11th. After regaling ourselves on the plenty of food and drink afforded us in the land of liberty, we set our faces homewards. One mile from Niagara Fort, we came to Salt Battery; it was composed of barrels of salt and dirt. From this they could play upon Fort George. We proceeded up the river eight miles to Lewistown, which is on the east bank of Niagara River, opposite Queenstown, and contains only a few houses; eight miles farther, we came to Grand Niagara, a small village on the east bank of Niagara River just above the falls, and nearly opposite Chippeway. Above the falls, in the middle of the river, is an island about three hundred yards long, the lower end of which is just at the perpendicular edge of the fall. On both sides of this island, all the waters of the rivers and lakes to the north-west, fall down a precipice of one hundred and thirty-seven feet perpendicular, and fall near as much more in a rapid of nine miles below. Before the water comes to the fall, as it passes the island, it seems in swiftness to outfly an arrow.
12th. We arrived at Black Rock, nineteen miles above the falls. Here is a considerable village, a navy yard, and three batteries well furnished with cannon. It took its name from its rocky situation. From this we continued on two miles and a half to Buffalo, the capital of Buffalo county, New York State. It is situated at the foot of Lake Erie, opposite to Fort Erie.

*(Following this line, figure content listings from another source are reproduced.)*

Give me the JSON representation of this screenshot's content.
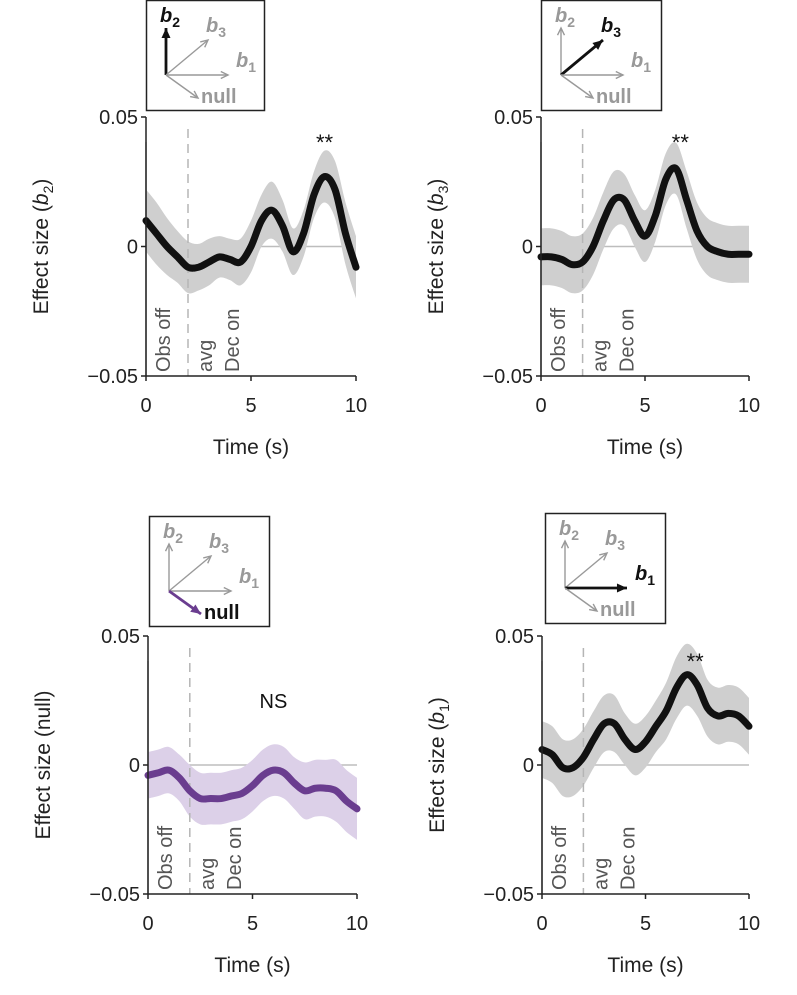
{
  "colors": {
    "black": "#111111",
    "purple": "#6a3d8f",
    "purple_band": "#dcd0e8",
    "gray_band": "#cfcfcf",
    "gray_text": "#999999",
    "marker": "#b5b5b5",
    "axis": "#222222"
  },
  "chart_data": [
    {
      "type": "line",
      "ylabel_main": "Effect size (",
      "ylabel_var": "b",
      "ylabel_sub": "2",
      "ylabel_end": ")",
      "xlabel": "Time (s)",
      "x_ticks": [
        "0",
        "5",
        "10"
      ],
      "y_ticks": [
        "0.05",
        "0",
        "−0.05"
      ],
      "xlim": [
        0,
        10
      ],
      "ylim": [
        -0.05,
        0.05
      ],
      "significance": "**",
      "significance_x": 8.5,
      "event_labels": [
        "Obs off",
        "avg",
        "Dec on"
      ],
      "event_times": [
        2
      ],
      "series": [
        {
          "name": "b2",
          "color_key": "black",
          "band_key": "gray_band",
          "x": [
            0,
            0.5,
            1,
            1.5,
            2,
            2.5,
            3,
            3.5,
            4,
            4.5,
            5,
            5.5,
            6,
            6.5,
            7,
            7.5,
            8,
            8.5,
            9,
            9.5,
            10
          ],
          "y": [
            0.01,
            0.005,
            0.0,
            -0.004,
            -0.008,
            -0.008,
            -0.006,
            -0.004,
            -0.005,
            -0.006,
            0.0,
            0.01,
            0.014,
            0.008,
            -0.002,
            0.005,
            0.02,
            0.027,
            0.022,
            0.005,
            -0.008
          ],
          "band": [
            0.012,
            0.012,
            0.011,
            0.01,
            0.01,
            0.009,
            0.009,
            0.008,
            0.008,
            0.009,
            0.01,
            0.01,
            0.011,
            0.01,
            0.009,
            0.009,
            0.009,
            0.01,
            0.011,
            0.012,
            0.012
          ]
        }
      ],
      "inset": {
        "labels": [
          {
            "main": "b",
            "sub": "2",
            "color_key": "black",
            "bold": true
          },
          {
            "main": "b",
            "sub": "3",
            "color_key": "gray_text",
            "bold": true
          },
          {
            "main": "b",
            "sub": "1",
            "color_key": "gray_text",
            "bold": true
          },
          {
            "main": "null",
            "sub": "",
            "color_key": "gray_text",
            "bold": true
          }
        ],
        "highlight": "b2"
      }
    },
    {
      "type": "line",
      "ylabel_main": "Effect size (",
      "ylabel_var": "b",
      "ylabel_sub": "3",
      "ylabel_end": ")",
      "xlabel": "Time (s)",
      "x_ticks": [
        "0",
        "5",
        "10"
      ],
      "y_ticks": [
        "0.05",
        "0",
        "−0.05"
      ],
      "xlim": [
        0,
        10
      ],
      "ylim": [
        -0.05,
        0.05
      ],
      "significance": "**",
      "significance_x": 6.7,
      "event_labels": [
        "Obs off",
        "avg",
        "Dec on"
      ],
      "event_times": [
        2
      ],
      "series": [
        {
          "name": "b3",
          "color_key": "black",
          "band_key": "gray_band",
          "x": [
            0,
            0.5,
            1,
            1.5,
            2,
            2.5,
            3,
            3.5,
            4,
            4.5,
            5,
            5.5,
            6,
            6.5,
            7,
            7.5,
            8,
            8.5,
            9,
            9.5,
            10
          ],
          "y": [
            -0.004,
            -0.004,
            -0.005,
            -0.007,
            -0.006,
            0.0,
            0.01,
            0.018,
            0.018,
            0.01,
            0.004,
            0.012,
            0.026,
            0.03,
            0.018,
            0.006,
            0.0,
            -0.002,
            -0.003,
            -0.003,
            -0.003
          ],
          "band": [
            0.011,
            0.011,
            0.011,
            0.011,
            0.011,
            0.011,
            0.011,
            0.011,
            0.01,
            0.01,
            0.01,
            0.01,
            0.01,
            0.01,
            0.011,
            0.011,
            0.011,
            0.011,
            0.011,
            0.011,
            0.011
          ]
        }
      ],
      "inset": {
        "labels": [
          {
            "main": "b",
            "sub": "2",
            "color_key": "gray_text",
            "bold": true
          },
          {
            "main": "b",
            "sub": "3",
            "color_key": "black",
            "bold": true
          },
          {
            "main": "b",
            "sub": "1",
            "color_key": "gray_text",
            "bold": true
          },
          {
            "main": "null",
            "sub": "",
            "color_key": "gray_text",
            "bold": true
          }
        ],
        "highlight": "b3"
      }
    },
    {
      "type": "line",
      "ylabel_main": "Effect size (null)",
      "ylabel_var": "",
      "ylabel_sub": "",
      "ylabel_end": "",
      "xlabel": "Time (s)",
      "x_ticks": [
        "0",
        "5",
        "10"
      ],
      "y_ticks": [
        "0.05",
        "0",
        "−0.05"
      ],
      "xlim": [
        0,
        10
      ],
      "ylim": [
        -0.05,
        0.05
      ],
      "significance": "NS",
      "significance_x": 6.0,
      "event_labels": [
        "Obs off",
        "avg",
        "Dec on"
      ],
      "event_times": [
        2
      ],
      "series": [
        {
          "name": "null",
          "color_key": "purple",
          "band_key": "purple_band",
          "x": [
            0,
            0.5,
            1,
            1.5,
            2,
            2.5,
            3,
            3.5,
            4,
            4.5,
            5,
            5.5,
            6,
            6.5,
            7,
            7.5,
            8,
            8.5,
            9,
            9.5,
            10
          ],
          "y": [
            -0.004,
            -0.003,
            -0.002,
            -0.005,
            -0.01,
            -0.013,
            -0.013,
            -0.013,
            -0.012,
            -0.011,
            -0.008,
            -0.004,
            -0.002,
            -0.003,
            -0.007,
            -0.01,
            -0.009,
            -0.009,
            -0.01,
            -0.014,
            -0.017
          ],
          "band": [
            0.009,
            0.009,
            0.009,
            0.009,
            0.01,
            0.01,
            0.01,
            0.01,
            0.01,
            0.01,
            0.01,
            0.01,
            0.01,
            0.01,
            0.01,
            0.011,
            0.011,
            0.011,
            0.012,
            0.012,
            0.012
          ]
        }
      ],
      "inset": {
        "labels": [
          {
            "main": "b",
            "sub": "2",
            "color_key": "gray_text",
            "bold": true
          },
          {
            "main": "b",
            "sub": "3",
            "color_key": "gray_text",
            "bold": true
          },
          {
            "main": "b",
            "sub": "1",
            "color_key": "gray_text",
            "bold": true
          },
          {
            "main": "null",
            "sub": "",
            "color_key": "black",
            "bold": true
          }
        ],
        "highlight": "null"
      }
    },
    {
      "type": "line",
      "ylabel_main": "Effect size (",
      "ylabel_var": "b",
      "ylabel_sub": "1",
      "ylabel_end": ")",
      "xlabel": "Time (s)",
      "x_ticks": [
        "0",
        "5",
        "10"
      ],
      "y_ticks": [
        "0.05",
        "0",
        "−0.05"
      ],
      "xlim": [
        0,
        10
      ],
      "ylim": [
        -0.05,
        0.05
      ],
      "significance": "**",
      "significance_x": 7.4,
      "event_labels": [
        "Obs off",
        "avg",
        "Dec on"
      ],
      "event_times": [
        2
      ],
      "series": [
        {
          "name": "b1",
          "color_key": "black",
          "band_key": "gray_band",
          "x": [
            0,
            0.5,
            1,
            1.5,
            2,
            2.5,
            3,
            3.5,
            4,
            4.5,
            5,
            5.5,
            6,
            6.5,
            7,
            7.5,
            8,
            8.5,
            9,
            9.5,
            10
          ],
          "y": [
            0.006,
            0.004,
            -0.001,
            -0.001,
            0.003,
            0.01,
            0.016,
            0.016,
            0.01,
            0.006,
            0.009,
            0.015,
            0.021,
            0.03,
            0.035,
            0.031,
            0.022,
            0.019,
            0.02,
            0.019,
            0.015
          ],
          "band": [
            0.011,
            0.011,
            0.011,
            0.011,
            0.011,
            0.011,
            0.011,
            0.011,
            0.01,
            0.01,
            0.01,
            0.01,
            0.011,
            0.012,
            0.012,
            0.012,
            0.011,
            0.011,
            0.011,
            0.011,
            0.011
          ]
        }
      ],
      "inset": {
        "labels": [
          {
            "main": "b",
            "sub": "2",
            "color_key": "gray_text",
            "bold": true
          },
          {
            "main": "b",
            "sub": "3",
            "color_key": "gray_text",
            "bold": true
          },
          {
            "main": "b",
            "sub": "1",
            "color_key": "black",
            "bold": true
          },
          {
            "main": "null",
            "sub": "",
            "color_key": "gray_text",
            "bold": true
          }
        ],
        "highlight": "b1"
      }
    }
  ]
}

We continued at Buffalo one day, on account of the badness of the weather, and then continued our march thirty-two miles on the lake, and then marched through a well-settled country to Erie, the county town of Erie county, in Pennsylvania. It is ninety miles from Buffalo, and is situated on the south-east shore of Lake Erie. We proceeded on by the way of Waterford and Meadville, one hundred and twenty miles, to Pittsburgh, and from Pittsburgh to Kentucky, by water.
Language fails to express the emotions I felt on arriving safely at home, to enjoy the caresses and society of dear friends, after having endured so much fatigue, and having been so often exposed to imminent danger; and having so frequently expected death, attended with all the horrors of Indian cruelty.
NARRATIVE
OF
MR. TIMOTHY MALLARY.
During the battle on the 22d January, 1813, at Frenchtown, on the River Raisin, between the combined forces of British, Canadians, and Indians, and the American forces, I received a wound from a piece of plank, which had been split off by a cannon ball. It struck me on the side, and unfortunately broke three of my ribs. The battle having terminated in favor of the combined forces, and I not being able to travel with those American prisoners who were to march immediately for Malden, I remained on the ground until the next morning, with the rest of my wounded countrymen, who had received a solemn promise from the British commander, that they should be taken to Malden in sleighs.
This sacred promise was not regarded! It was sacrificed on the altar of savage barbarity! to the god of murder and cruelty! Instead of sleighs, Indians were sent prepared to murder these unfortunate victims! who, after they had executed in part their purpose on the ground where we lay, ordered several other prisoners and myself to march for Malden. We had not proceeded far before they tomahawked four of this number, amongst whom was Captain Hart, of Lexington. He had hired an Indian to take him to Malden. I saw part of this hire paid to the Indian.
After having taken him some distance, another Indian demanded him, saying that he was his prisoner; the hireling would not give him up; the claimant, finding that he could not get him alive, shot him in the left side with a pistol. Capt. Hart still remained on his horse; the claimant then ran up, struck him with a tomahawk, pulled him off his horse, scalped him, and left him lying there.
We proceeded on until we came within three miles of Brownstown, where we encamped for the night. The next day we proceeded on to their encampment, seven or eight miles from Detroit, on the River Rouge, which appeared to be head-quarters. They were furnished at this place with bark wig-wams; here was a large number of squaws and children, I suppose two thousand.
They here stripped off my clothes, and dressed me after the Indian manner. They shaved off my hair, except a small quantity on the top of my head, which they left for the purpose of rendering the task of scalping more easy. They bored my ears, which they supplied plentifully with ear-rings, frequently by hanging one in another, like the links of a chain. They wanted to bore my nose, but I objected, and they did not insist. They frequently painted my face one-half black and the other red, and frequently with red and black streaks.